I have the plans, the recipes and the podcasts all downloaded and ready to use and to be honest I rarely logged into the site this last round. Even my stats are nowhere near up to date. The two things that I need the most are support and mindset; support I get from a group of awesome ladies, both here and overseas and the mindset is not something a website can give me. That has to come from inside and is mixed in with support and self-belief.
So I am going it alone this round. I am getting back on track and if I feel I need it I can re-join next round. I will always be grateful to Michelle for her guidance and program and for the foundation of knowledge she has given me.
As I am moving onto a new phase I thought it was time for a look back to see what I have achieved in the last round but more so over the last 6 months.
At first glance this last round has been a total fail; I have put on weight, I am not exercising as I was and I know my confidence and self-belief has slipped – not right back to where it was, but too far for my liking. But when I really thought about it, I realised I have learnt a lot – I know, without a doubt that I can get back to where I was, I can stop the downward spiral and I will never ever let myself go back to that sad, overweight, depressed person I was.
I believe in me which, on reflection, is something I have never really done. There has always been someone else to lean on, to share things with, to just be with, which is why I think I found life so difficult after John died and more so when my mother passed away 6 months later. Suddenly I had to make decisions without anyone to bounce them off and I was scared, so I would put things off for as long as possible. I am not saying I am now fabulous at decision making; what I am saying is I believe I can do things now. Sure, often I still procrastinate and hope the decision will be made for me but I am learning to be responsible for my life and to trust myself.
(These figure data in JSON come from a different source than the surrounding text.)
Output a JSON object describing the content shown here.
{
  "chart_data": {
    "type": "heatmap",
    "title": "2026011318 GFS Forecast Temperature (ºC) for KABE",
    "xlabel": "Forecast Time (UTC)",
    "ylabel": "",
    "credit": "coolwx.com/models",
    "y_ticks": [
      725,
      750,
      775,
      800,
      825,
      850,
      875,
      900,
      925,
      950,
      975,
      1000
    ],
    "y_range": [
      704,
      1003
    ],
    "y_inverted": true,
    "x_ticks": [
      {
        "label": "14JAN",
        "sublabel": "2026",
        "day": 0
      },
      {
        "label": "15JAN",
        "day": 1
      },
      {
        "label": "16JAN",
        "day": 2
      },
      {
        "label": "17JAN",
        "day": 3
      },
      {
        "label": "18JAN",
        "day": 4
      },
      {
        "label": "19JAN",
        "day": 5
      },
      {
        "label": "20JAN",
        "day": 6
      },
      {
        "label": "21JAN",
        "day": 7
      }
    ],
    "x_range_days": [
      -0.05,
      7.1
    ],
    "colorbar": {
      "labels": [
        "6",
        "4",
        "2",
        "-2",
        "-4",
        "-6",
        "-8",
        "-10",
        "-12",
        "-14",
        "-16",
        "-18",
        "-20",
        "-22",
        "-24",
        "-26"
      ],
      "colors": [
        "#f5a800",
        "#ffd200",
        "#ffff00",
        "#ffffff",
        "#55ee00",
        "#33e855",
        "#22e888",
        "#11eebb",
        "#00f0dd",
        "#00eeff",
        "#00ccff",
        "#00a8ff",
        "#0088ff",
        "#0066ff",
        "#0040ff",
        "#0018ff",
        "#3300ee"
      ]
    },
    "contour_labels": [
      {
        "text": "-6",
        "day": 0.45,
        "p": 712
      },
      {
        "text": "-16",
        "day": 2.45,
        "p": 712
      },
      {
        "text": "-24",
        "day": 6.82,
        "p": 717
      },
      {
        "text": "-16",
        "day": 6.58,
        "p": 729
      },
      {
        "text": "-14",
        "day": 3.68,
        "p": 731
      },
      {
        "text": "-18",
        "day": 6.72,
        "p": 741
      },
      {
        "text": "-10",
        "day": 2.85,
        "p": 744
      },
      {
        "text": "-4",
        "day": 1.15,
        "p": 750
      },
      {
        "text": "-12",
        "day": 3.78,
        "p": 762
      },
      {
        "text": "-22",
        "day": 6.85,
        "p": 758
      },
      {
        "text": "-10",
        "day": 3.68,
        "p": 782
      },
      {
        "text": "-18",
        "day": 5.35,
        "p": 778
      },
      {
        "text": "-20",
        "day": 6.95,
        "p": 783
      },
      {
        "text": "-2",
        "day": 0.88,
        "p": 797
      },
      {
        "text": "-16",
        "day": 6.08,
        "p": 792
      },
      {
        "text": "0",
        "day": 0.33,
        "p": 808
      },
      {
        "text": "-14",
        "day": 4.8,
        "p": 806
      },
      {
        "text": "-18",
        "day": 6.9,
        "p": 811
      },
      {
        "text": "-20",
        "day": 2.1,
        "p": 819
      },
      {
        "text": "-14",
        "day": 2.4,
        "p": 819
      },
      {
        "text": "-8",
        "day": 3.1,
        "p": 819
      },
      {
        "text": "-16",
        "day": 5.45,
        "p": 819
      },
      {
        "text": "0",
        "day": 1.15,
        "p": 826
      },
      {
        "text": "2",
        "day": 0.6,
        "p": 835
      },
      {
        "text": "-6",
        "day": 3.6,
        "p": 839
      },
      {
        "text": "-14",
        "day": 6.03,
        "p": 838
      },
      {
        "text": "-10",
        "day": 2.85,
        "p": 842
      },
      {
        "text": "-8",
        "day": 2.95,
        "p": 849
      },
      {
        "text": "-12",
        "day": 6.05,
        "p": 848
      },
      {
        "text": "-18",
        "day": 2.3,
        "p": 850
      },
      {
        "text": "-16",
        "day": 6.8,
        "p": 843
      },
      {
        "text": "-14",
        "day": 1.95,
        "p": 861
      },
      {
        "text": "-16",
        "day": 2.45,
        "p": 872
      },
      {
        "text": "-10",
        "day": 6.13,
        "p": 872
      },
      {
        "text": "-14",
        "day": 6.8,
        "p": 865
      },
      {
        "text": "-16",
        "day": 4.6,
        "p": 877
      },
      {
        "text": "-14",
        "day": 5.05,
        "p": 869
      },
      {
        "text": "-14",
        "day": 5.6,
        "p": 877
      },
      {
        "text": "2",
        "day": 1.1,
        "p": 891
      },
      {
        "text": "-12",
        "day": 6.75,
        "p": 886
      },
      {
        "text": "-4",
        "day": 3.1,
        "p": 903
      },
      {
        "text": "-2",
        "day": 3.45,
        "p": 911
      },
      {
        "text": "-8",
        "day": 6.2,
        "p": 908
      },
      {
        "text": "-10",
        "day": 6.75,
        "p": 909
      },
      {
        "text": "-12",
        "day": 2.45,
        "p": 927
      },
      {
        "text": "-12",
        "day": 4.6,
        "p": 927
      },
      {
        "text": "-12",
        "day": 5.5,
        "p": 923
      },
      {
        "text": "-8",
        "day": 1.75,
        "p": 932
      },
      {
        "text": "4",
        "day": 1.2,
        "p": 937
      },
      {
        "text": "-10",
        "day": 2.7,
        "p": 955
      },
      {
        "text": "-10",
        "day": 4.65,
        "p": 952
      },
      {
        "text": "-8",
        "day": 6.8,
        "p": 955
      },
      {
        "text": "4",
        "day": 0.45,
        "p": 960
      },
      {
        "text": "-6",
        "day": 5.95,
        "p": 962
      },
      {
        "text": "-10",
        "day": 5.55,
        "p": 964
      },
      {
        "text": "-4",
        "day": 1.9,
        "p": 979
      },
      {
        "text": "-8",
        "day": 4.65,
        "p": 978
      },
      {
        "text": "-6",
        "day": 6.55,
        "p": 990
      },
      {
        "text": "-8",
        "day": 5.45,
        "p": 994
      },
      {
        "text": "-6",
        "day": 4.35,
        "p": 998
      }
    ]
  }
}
I have learnt that small bumps in the road are just that – bumps – not huge mountains.
I have learnt that I can keep going and that I can stop that little voice in my head and tell her to shut up.
I have learnt to be proud of what I have achieved – to dwell on the positive, not the negative.
I have learnt to look in the mirror and like what I see (most of the time).
I have learnt that it is okay to dream – to believe that I deserve to be the person I want to be.
I have learnt that it really doesn’t matter what other people think, of me or what I do, as long as I am happy and believe in myself.
I have learnt that I no longer want to be on a diet. I do however want to be healthy and so my aim for now is to eat 90% clean.
I have learnt that it is a lifestyle, a sustainable lifestyle that I want and if this means achieving whatever goals I have just a little slower, then so be it.
I have learnt that I don’t have to feel bad, guilty, feel like a failure or any other emotion because I can’t run, ride a bike, walk as fast as others or anything else as long as I am moving and improving on my best.
I have learnt to be kind to myself, and that it is ok to say enough is enough and my body (especially my hands right now) needs me to stop and rest for a while.
I have learnt that I need to talk to myself as I would talk to my friends. I would never ever put them down and say negative things to them so why should I do it to myself!
I have learnt that there is no pass or fail – it is just life and everyone walks down their own path and we are just where we need to be in our own personal journey.
I have learnt that I am enough, just as I am. Of course I want to be better/different and that is what gives me the incentive to keep going but until I get where I want to be, I am enough.